Gathering RSS Feeds using Visual Studio and RSS.NET

If you would like to learn how to build and customize your very own Windows service to retrieve posts from multiple RSS feeds, and then store those posts in a SQL Server database, let John Papa guide you through his tutorial.

Integrating RSS feeds into applications has become very popular. There are several tools (such as Microsoft Outlook 2007) available to read blogs and news from RSS feeds. There are also some tools available (such as RSS.NET and the ASP.NET team’s RSS Toolkit) that can aid you in the development of customizing feeds in your applications. This article will use the RSS.NET assembly, which can be freely downloaded and used from http://www.rssdotnet.com/ [editor’s note: this library has been deprecated].

Application overview

This article will explain how to create a custom Windows Service that retrieves posts from multiple RSS feeds and then stores them in a SQL Server database.

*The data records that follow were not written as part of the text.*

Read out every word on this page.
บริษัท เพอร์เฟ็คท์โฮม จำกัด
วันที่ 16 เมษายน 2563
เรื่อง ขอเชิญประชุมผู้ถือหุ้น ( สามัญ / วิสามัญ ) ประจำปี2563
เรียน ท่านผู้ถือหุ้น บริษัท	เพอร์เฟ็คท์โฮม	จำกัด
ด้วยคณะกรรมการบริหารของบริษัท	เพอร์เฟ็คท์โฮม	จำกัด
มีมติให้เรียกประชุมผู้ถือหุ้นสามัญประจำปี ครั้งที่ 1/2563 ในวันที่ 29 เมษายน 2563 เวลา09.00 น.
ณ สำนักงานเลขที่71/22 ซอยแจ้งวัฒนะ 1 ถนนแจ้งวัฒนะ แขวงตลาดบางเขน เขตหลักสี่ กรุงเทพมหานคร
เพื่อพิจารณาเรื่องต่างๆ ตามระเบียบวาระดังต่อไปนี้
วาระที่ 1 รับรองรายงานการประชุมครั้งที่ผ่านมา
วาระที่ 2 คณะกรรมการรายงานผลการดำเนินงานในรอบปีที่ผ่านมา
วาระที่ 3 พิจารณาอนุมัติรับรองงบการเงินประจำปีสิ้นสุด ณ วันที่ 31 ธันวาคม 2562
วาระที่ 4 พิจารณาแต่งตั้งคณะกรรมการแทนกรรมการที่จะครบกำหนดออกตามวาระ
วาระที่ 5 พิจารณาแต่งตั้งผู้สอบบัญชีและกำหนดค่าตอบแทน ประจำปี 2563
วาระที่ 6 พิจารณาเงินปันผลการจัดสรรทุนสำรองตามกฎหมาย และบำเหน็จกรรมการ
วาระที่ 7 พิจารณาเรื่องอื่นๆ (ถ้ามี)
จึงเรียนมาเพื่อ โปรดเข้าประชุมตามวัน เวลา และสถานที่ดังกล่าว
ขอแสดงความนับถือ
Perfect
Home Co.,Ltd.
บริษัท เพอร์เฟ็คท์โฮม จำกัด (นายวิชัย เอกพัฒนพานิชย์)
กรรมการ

Once you store the posts in the database you can then retrieve them and display them on a web site, so you can combine multiple feeds and their posts in a list on a web page, or perhaps in a WinForm application. When the Windows Service retrieves the posts from each RSS feed, it filters out any duplicate posts before saving them to the database.

NOTE:
All source code for the Windows Service is available to be downloaded as well as the SQL scripts to generate the database in SQL Server. See the CODE DOWNLOAD link in the header of this article.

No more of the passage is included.